For little Emily Joye (seven) and her sister Meabh (five), there's no mystery about what their dad, Lar, does all day. As a curator of military history at the National Museum, he has been bringing them to his work place since they were babies.
"I have photographs of them sitting in planes and tanks from the Soldiers and Chiefs exhibition back in 2006," he says. "They don't know that I project managed the exhibition or that I wrote the text panels and selected the objects for display, but they know that what they see when they come here is my doing.
"Ask them today what I do at work, and they will talk about 'exhibitions' and 'museums'. These words are second nature to them, as our holidays generally involve trekking across Europe from one museum to another and walking around galleries. This is what we do as a family. It's what they're used to."
While the two girls are clearly familiar with their dad's job, they're not so sure about what their mum, Colleen, does when she's working as an executive director at the Fulbright Commission.
"Emily says I give money to students who want to study in America or Ireland," says Colleen. "But Meabh, who's fascinated by Barack Obama, believes I give people money so they can go and live where he lives."
Meabh is also convinced that her mum spends a large part of her working day playing with the stamp on her desk.
"That's what she likes to do when she visits my office, so she presumes I do the same," laughs Colleen. "Both girls think the receptionist in our office building is my boss. That's because he gives them chocolate and he's in charge of organising cars."
In his work as an epidemiologist, Professor Ivan Perry designs research projects to study causes of disease. While that may sound complex, it seemed perfectly simple to his son.
"At the age of seven, he thought it was my job to try and remove the salt from crisps," explains the professor.
"He understood that I was working on ways to improve the diets of kids for whom salt was an issue, so he tied that knowledge in with crisps, which were a favourite snack of his at the time. It wasn't until my daughter reached her teens and came in to help me in the office for a couple of hours over the summer holidays, that my children learnt that much of my day is spent working on a computer."
Another whose child has an endearingly simplistic view of his working day is Peter Caslin, CEO of Financial Risk Solutions.
"My nine-year-old daughter believes I spend my time doing 'hard sums' in the office," he says. While the actuary's job spec is undoubtedly more complex than that, he's happy to go along with this description.
Explaining what you do in work to your child can be particularly challenging for those employed in strictly adult zones. A counsellor with the Dublin Well Woman Centre explained to her young child that her job involved showing people who love each other how to express it better.
She said she taught people how to hug the people they love most, and her child was satisfied with that.

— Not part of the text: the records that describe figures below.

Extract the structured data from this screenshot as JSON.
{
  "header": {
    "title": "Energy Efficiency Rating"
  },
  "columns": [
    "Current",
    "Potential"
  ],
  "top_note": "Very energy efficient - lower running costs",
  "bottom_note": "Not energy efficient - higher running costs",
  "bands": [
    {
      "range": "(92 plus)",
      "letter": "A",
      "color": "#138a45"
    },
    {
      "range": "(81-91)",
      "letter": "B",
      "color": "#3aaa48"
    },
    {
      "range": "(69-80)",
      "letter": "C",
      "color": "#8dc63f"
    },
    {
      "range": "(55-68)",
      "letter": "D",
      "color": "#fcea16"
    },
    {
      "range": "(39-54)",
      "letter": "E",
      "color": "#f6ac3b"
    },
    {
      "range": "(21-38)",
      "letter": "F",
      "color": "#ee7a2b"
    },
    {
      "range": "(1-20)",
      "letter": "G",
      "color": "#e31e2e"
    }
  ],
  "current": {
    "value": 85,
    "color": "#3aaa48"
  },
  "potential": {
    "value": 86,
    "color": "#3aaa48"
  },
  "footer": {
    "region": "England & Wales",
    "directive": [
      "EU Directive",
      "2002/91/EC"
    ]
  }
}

When it comes to some of the more unusual trades, kids are likely to grasp the essence of what's involved if they're allowed to become familiar with it, according to Geraldine Lundy, a mum from Tubercurry, Co Sligo.
"When our kids were small they understood that my husband, Jarard, stuffed birds, fish and animals to make them look alive again," she says. "His workshop was beside the house so they were carried in there as babies and as they got older they would toddle in and out to watch him.
"As a result, they were totally familiar with what he did and as they got older, they appreciated the artistry involved."
The trick, it seems, is to keep the job descriptions simple and to keep them real. Funeral director David Fanagan says that when his children were young they understood that it was his business to bring people home.
"It wasn't until they were older and experienced the death of a grandparent and of members of their friends' families that they really grasped what it is I do," he says.
"A few years ago I was watching the movie 'The Wedding Planner' with my daughter, when she remarked that my job was similar to that, as at it's core it was all about event planning. She was right, except that wedding planners get 18 months to do their job, while we get three days.
"I think my kids are proud of the work I do, so I was delighted when my son told me recently that he too would like to get involved in the business when he leaves college. He will be the seventh generation of my family in this line of work."
It didn't take the Fanagan kids long to appreciate the irony that while their dad worked in the funeral business, their mum worked in ante-natal training, so while it was her job to help people come into the world, it was David's task to help them on their way out.